Junior Achievement of Southern Colorado has received $500,000 from the GE Johnson Construction Community Foundation to build a finance park to develop local students’ workforce and financial readiness skills.
The park will be located in Old Colorado City and named after Gilbert E. Johnson, founder of the Colorado Springs-based firm.
“The partnership with Junior Achievement is a natural fit for the foundation, as we are committed to good corporate citizenship and enhancing the community in which we live and work,” said Jim Johnson, president and CEO of GE Johnson Construction Company in a press release.
Carrie McKee, president and CEO of Junior Achievement, said the nonprofit is delighted by the foundation’s generosity.

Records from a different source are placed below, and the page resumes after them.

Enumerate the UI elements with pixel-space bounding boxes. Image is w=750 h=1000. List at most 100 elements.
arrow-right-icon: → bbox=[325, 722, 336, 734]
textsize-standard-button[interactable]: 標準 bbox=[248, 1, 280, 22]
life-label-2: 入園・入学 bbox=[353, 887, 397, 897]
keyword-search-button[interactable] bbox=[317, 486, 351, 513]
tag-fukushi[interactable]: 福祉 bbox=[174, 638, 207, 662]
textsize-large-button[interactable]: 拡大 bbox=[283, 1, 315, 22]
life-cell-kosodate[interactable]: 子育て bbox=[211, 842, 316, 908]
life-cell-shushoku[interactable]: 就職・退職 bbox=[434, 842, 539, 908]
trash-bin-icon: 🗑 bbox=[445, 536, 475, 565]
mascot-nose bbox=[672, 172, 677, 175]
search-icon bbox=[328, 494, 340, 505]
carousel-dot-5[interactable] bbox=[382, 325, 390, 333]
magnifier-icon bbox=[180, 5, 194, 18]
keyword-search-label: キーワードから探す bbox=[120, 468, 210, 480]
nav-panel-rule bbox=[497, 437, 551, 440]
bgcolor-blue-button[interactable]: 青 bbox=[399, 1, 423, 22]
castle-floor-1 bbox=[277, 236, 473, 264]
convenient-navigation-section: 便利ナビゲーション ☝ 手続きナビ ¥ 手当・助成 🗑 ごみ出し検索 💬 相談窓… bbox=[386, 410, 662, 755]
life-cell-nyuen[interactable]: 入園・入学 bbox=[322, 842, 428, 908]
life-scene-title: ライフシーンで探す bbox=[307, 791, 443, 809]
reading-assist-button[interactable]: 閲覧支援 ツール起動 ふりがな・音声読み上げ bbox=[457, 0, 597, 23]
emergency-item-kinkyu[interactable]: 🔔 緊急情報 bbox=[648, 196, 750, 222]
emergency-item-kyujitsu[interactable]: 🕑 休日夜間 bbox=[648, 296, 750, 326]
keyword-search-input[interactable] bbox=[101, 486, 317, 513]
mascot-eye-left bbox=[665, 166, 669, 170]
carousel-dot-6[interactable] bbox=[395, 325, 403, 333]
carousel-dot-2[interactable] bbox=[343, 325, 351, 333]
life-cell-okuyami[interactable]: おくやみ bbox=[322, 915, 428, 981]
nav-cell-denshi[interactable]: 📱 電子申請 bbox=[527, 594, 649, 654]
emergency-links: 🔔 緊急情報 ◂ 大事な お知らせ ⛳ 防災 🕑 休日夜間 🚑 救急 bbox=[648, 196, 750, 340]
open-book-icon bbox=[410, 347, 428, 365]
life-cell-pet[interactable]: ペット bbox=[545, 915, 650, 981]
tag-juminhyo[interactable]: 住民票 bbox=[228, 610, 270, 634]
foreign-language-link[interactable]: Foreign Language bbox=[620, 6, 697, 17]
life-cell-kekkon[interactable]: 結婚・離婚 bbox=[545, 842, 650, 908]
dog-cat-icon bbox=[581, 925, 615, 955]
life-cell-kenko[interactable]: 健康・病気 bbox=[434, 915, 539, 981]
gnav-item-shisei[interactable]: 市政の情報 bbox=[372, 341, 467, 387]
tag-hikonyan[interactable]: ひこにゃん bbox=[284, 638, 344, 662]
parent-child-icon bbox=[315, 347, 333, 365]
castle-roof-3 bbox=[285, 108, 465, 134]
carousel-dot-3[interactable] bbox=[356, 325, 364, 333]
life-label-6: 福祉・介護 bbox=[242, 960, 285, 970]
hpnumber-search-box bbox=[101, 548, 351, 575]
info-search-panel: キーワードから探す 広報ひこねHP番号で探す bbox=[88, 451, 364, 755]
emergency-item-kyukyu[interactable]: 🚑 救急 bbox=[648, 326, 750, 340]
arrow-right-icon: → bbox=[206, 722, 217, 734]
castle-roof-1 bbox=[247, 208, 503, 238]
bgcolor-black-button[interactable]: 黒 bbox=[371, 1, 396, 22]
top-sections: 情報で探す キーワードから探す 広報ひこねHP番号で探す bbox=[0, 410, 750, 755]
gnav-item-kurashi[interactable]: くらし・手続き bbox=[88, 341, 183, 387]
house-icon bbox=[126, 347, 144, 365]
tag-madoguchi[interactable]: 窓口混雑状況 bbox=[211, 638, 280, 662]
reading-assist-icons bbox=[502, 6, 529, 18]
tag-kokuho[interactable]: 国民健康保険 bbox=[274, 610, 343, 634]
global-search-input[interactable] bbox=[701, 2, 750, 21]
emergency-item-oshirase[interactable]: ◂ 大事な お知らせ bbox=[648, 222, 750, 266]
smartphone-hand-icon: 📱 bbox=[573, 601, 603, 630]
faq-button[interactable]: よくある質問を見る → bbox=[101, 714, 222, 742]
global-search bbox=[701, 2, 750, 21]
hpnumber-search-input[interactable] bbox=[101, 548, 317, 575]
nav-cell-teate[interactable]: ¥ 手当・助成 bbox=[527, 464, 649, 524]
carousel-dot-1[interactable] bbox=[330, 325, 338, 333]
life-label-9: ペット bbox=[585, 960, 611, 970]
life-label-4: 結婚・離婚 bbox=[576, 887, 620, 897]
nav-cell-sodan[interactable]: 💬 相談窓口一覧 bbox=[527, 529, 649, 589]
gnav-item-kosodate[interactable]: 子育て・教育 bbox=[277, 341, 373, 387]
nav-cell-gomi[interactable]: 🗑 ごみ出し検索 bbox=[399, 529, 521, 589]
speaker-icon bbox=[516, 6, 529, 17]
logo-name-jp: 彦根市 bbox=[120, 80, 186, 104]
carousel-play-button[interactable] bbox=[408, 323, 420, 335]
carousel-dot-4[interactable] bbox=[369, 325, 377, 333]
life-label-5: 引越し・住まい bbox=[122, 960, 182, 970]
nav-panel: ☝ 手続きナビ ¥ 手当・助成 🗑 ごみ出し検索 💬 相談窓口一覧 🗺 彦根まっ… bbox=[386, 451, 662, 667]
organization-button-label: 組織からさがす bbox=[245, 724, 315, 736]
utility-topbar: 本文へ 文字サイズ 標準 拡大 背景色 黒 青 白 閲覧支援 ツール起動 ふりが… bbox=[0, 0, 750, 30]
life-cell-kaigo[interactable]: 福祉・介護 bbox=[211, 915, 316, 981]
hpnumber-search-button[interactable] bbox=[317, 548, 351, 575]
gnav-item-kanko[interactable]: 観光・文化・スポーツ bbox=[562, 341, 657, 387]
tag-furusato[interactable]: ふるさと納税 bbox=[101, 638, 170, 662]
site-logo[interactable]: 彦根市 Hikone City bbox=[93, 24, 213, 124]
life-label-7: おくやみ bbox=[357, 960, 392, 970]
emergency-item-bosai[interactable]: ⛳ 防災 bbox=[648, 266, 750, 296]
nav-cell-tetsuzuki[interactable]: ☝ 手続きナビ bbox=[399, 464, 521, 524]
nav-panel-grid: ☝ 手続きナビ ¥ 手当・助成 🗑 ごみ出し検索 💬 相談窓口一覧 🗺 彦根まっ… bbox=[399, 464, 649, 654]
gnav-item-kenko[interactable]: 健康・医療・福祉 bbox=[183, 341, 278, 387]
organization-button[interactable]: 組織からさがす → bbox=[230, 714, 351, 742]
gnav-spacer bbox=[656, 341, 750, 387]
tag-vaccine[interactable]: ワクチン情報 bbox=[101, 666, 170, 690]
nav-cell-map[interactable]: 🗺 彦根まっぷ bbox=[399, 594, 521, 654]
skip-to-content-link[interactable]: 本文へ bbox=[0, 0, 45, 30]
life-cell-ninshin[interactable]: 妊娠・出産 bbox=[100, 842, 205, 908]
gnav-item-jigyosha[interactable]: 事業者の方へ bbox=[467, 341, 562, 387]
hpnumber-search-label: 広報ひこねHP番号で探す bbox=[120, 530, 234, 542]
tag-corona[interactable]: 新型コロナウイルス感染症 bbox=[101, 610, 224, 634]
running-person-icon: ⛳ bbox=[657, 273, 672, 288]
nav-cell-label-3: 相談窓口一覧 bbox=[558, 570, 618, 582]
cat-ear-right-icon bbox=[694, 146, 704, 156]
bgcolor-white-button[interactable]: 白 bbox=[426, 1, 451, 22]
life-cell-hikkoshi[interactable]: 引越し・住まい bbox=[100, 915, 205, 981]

“We are thrilled about the commitment they’ve made to our community and kids at Junior Achievement,” McKee said. “G.E. Johnson has been involved with our foundation for more than a decade and are familiar with our programs and their impact.”
The Gil Johnson JA Finance Park will be one program, and combined with JA BizTown, housed at the Center for Free Enterprise. The park will host eighth grade JA students from El Paso, Teller, and Pueblo counties, who will be assigned a job and salary during a daylong field trip.
“They’ll work on their business and budgeting skills by buying a car, paying for their license plates, insurance and other expenses such as childcare,” McKee said.
Construction on the 11,000-square-foot simulated city is to begin during the summer-fall timeframe and completed by 2017.
But before the nonprofit can break ground on the project, it needs to raise another $1 million. JA’s original goal for its capital campaign was to raise $3.9 million and is currently at $2.9 million.
McKee said she is confident the organization will raise the money, adding G.E. Johnson’s donation is the biggest JA has received this year.
“I think Jim’s and GE Johnson’s donation is a motivator and catalyst for other organizations to consider a similar investment in JA’s capital campaign,” she said.
McKee said there will be opportunities for up to 20 organizations to have storefronts in the simulated city.
“Kids will work for these companies,” she said. “The storefronts are a great opportunity to market and brand to the thousands of kids and volunteers who will come through the center each year. I think the foundation’s gift will create momentum around that.”
There are more than 60 similar centers across the country, according to McKee.
“We know several local students who drive up to Denver to participate in a finance park,” she said. “We don’t want them to have to travel for that; we want to create the opportunity in Colorado Springs.”